Did you delete the /var/heimdal/heimdal.log file as part of the  
reset?  A new slave should not have any log file to replay.  It  
should simply download a complete fresh copy of the DB, and  
initialize the log file to 24 bytes, containing a no-op with the  
current DB version number.  In other words, even after a real init, a  
replay should only consist of a single operation that could fail.

> After that, there are many, many messages like that and even some  
> "Entry
> already exists in database" -messages. (Is iprop slave trying to  
> get the
> same entry more than once from the master? Why?)
>
> After the db is in sync (which takes horribly long, presumably due  
> to the
> aforementioned errors), I try to kinit:
>
> kelvin:/var/lib/heimdal-kdc# kinit
> juhaj/admin@TFY.UTU.FI's Password:
> kinit: krb5_get_init_creds: Client (juhaj/admin@TFY.UTU.FI) unknown
>
> Simultaneously kdc.log says (I sanitised it a bit):
>
> AS-REQ juhaj/admin@TFY.UTU.FI from IPv4:X for krbtgt/ 
> TFY.UTU.FI@TFY.UTU.FI
> UNKNOWN -- juhaj/admin@TFY.UTU.FI: Decrypt integrity check failed

Is this error on the master or the slave?  This looks like an  
ordinary user bad password error.  Iprop would be using iprop/*  
principals, not juhaj/* principals.

> I know that "Decrypt integrity check failed" is almost synonymous to
> "incorrect password", but I can vouch for that: I even tried copy &  
> paste
> the password.
>
> Can there be something wrong with the database itself? (It works fine,
> though.) Would it help, if I did the initial sync with kadmin dump on
> master and kadmin load on slave? How would I encrypt the db on the  
> slave
> in that case?

Sounds like at least the master DB is fine.  Do you have a copy of  
the master key file on the slave?  The slave needs to be able to  
decrypt the DB to use it, just as the master does.

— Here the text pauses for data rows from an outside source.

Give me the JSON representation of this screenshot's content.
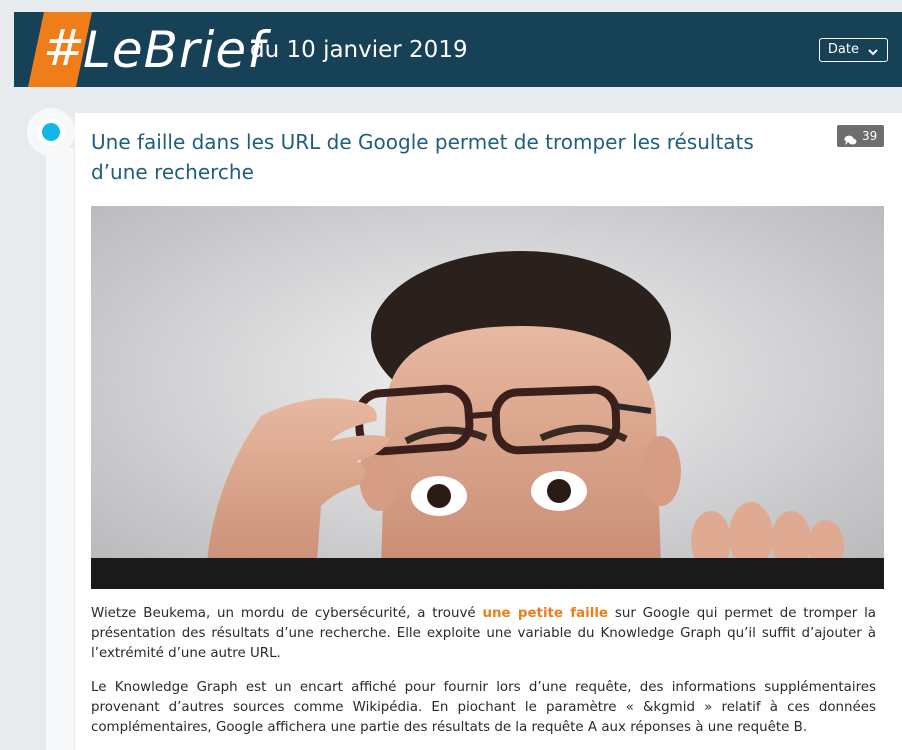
{
  "header": {
    "hash": "#",
    "brand": "LeBrief",
    "date_text": "du 10 janvier 2019",
    "date_button_label": "Date",
    "accent_color": "#ef7d1a",
    "bar_color": "#174157"
  },
  "timeline": {
    "dot_color": "#12b7e7"
  },
  "article": {
    "title": "Une faille dans les URL de Google permet de tromper les résultats d’une recherche",
    "comment_count": "39",
    "comment_icon": "comments-icon",
    "image_icon": "article-photo",
    "paragraph1": {
      "before": "Wietze Beukema, un mordu de cybersécurité, a trouvé ",
      "link": "une petite faille",
      "after": " sur Google qui permet de tromper la présentation des résultats d’une recherche. Elle exploite une variable du Knowledge Graph qu’il suffit d’ajouter à l’extrémité d’une autre URL."
    },
    "paragraph2": "Le Knowledge Graph est un encart affiché pour fournir lors d’une requête, des informations supplémentaires provenant d’autres sources comme Wikipédia. En piochant le paramètre « &kgmid » relatif à ces données complémentaires, Google affichera une partie des résultats de la requête A aux réponses à une requête B."
  }
}
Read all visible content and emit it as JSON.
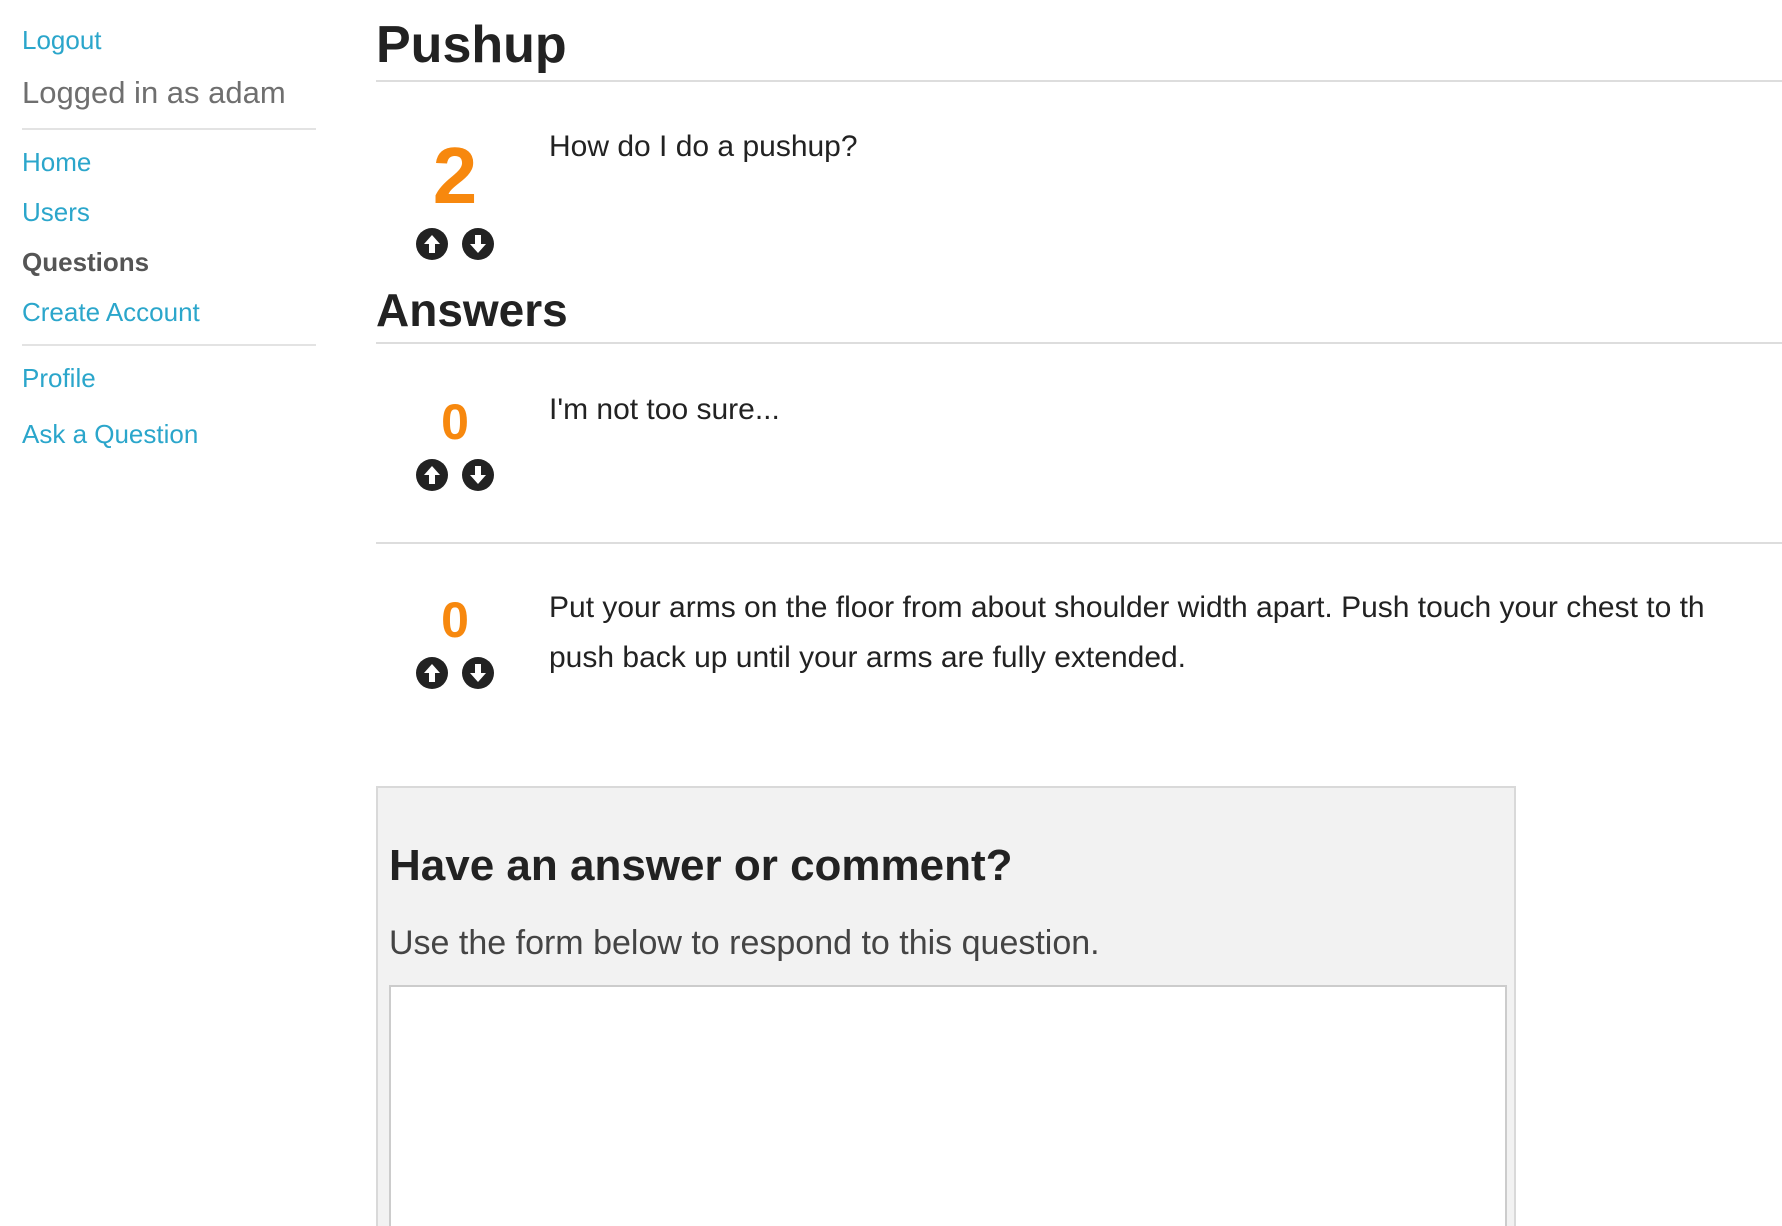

No you don't want to just copy the DB over because there's other  
stuff that iprop needs initialized.  Even if you switch to hprop it's  
still a good test to see if hprop can do the initial copy.  If you  
wind up with an unencrypted copy of the DB you can encrypt it by  
doing hprop | hpropd on the machine with the right options.

> -Juha
------------------------------------------------------------------------ 
----
The opinions expressed in this message are mine,
not those of Caltech, JPL, NASA, or the US Government.